Are these for nymphs? If you plan on using fruit flies then the top enclosure won't work. You don't really need anything like leaves in there since they could interfere with molting and the mantids will stay on the lid most of the time. The smaller containers look short and height is important but I don't know what size mantids you're getting. Put a folded piece of paper towel or other substrate in the bottom of the smaller containers and mist it every few days. If you live where these mantids come from then just try to get the temps close to what it is naturally. I doubt you need any heat unless your place is cold. Most do fine at room temps. Try using fruit to attract fruit flies.


----------



## MantisFreak (Oct 1, 2009)

What instar are your Odontomantis nymphs? Might be a bit big for early instars as they might have trouble finding food.. As Rick said you will need a substrate to keep humidity up, I prefer paper towels as it absorbs water better. Also take care as they are really tiny as nymphs and drown easily if the water droplets are to big!
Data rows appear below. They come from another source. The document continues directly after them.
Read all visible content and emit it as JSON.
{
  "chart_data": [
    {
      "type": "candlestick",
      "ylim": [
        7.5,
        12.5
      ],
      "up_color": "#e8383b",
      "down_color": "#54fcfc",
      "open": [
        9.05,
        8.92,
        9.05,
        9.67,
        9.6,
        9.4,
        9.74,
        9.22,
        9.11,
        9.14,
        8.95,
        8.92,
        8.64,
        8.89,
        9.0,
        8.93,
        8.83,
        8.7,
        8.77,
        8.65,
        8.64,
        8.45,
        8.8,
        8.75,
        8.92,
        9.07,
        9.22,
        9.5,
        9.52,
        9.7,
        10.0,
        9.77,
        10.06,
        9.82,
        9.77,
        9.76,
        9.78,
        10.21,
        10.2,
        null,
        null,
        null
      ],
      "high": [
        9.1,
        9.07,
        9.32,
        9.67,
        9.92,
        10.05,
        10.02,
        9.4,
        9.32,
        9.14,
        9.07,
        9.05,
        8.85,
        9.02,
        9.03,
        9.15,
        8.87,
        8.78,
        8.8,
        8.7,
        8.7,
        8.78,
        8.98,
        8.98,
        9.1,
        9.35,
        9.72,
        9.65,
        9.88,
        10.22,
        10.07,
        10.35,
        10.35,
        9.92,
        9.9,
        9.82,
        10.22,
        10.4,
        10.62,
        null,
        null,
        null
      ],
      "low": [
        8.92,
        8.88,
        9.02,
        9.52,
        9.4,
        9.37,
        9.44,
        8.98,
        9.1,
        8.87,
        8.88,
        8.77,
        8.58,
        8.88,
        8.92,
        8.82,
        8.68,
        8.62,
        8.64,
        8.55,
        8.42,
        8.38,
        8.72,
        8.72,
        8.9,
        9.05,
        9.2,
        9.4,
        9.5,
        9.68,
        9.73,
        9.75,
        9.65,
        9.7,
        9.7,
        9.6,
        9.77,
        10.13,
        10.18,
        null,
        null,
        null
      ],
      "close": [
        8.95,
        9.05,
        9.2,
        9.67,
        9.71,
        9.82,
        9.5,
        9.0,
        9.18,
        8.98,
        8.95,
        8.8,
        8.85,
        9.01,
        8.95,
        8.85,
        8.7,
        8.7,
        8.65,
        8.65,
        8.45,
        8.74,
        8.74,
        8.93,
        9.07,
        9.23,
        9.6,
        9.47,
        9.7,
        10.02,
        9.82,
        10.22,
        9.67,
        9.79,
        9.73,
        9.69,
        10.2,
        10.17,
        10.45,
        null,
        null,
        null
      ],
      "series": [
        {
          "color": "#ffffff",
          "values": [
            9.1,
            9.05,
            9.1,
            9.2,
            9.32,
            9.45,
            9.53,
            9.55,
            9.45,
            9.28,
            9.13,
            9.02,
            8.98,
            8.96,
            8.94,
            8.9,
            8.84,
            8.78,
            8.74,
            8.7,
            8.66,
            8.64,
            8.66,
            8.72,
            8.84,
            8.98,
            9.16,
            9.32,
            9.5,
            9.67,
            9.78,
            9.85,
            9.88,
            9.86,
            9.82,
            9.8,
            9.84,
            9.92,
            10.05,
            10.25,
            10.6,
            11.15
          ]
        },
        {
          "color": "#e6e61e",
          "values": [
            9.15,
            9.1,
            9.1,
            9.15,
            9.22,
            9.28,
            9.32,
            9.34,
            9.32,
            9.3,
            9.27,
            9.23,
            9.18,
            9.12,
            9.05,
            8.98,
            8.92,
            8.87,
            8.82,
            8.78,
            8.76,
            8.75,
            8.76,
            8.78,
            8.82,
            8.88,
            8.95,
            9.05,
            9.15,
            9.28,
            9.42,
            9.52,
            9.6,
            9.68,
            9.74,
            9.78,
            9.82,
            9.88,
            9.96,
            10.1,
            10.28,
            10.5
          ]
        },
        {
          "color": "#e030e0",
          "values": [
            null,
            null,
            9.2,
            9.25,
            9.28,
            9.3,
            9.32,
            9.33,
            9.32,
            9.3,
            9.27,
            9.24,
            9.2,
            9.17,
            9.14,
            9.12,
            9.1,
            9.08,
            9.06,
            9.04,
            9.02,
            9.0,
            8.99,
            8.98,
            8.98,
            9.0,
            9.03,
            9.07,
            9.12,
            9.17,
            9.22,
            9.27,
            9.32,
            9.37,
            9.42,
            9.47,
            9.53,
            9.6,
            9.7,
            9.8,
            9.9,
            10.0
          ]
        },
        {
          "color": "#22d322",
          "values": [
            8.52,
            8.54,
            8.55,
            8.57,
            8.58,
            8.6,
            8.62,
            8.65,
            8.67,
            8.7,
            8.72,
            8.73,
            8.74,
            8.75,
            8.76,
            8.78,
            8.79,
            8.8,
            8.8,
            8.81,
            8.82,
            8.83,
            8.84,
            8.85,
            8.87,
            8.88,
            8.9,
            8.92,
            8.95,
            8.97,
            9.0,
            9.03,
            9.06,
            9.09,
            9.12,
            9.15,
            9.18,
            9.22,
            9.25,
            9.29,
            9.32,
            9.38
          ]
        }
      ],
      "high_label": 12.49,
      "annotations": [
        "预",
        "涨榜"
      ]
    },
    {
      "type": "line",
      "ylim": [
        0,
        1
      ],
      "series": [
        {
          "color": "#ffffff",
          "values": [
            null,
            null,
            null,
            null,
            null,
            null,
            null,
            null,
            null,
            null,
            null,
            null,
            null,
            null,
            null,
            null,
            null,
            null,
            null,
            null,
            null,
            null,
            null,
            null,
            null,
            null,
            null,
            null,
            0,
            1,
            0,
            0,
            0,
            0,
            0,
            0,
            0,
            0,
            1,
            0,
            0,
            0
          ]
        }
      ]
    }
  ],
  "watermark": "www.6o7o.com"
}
I use nymph excelsior, all my early instars love the stuff and it's really great! Good luck


----------



## gadunka888 (Oct 2, 2009)

> What instar are your Odontomantis nymphs? Might be a bit big for early instars as they might have trouble finding food.. As Rick said you will need a substrate to keep humidity up, I prefer paper towels as it absorbs water better. Also take care as they are really tiny as nymphs and drown easily if the water droplets are to big!I use nymph excelsior, all my early instars love the stuff and it's really great! Good luck


im getting L3 nymphs. Thanks for the advice!


----------



## MantisFreak (Oct 2, 2009)

tropid0_mAntis said:


> im getting L3 nymphs. Thanks for the advice!


Oo cool, they should be fine then


----------



## mantidian (Oct 3, 2009)

Hey, You could glue some kitchen towel/cloth or mesh to the top  

And those big containers mean lots of fruitflies!!! You could get some smaller ones from SKP


----------



## gadunka888 (Oct 4, 2009)

mantidian said:


> Hey, You could glue some kitchen towel/cloth or mesh to the top  And those big containers mean lots of fruitflies!!! You could get some smaller ones from SKP


where is SKP? anyway, how big r the odontomantis nymphs?


----------



## mantidian (Oct 4, 2009)

When they get to you they will be approx 1.5 cm


----------



## sufistic (Nov 12, 2009)

So I'm back after a long disappearance lol. tropid0_mAntis I can help make some enclosures for you from the SKP plastic products mantidian mentioned. How big are your mantids now?


----------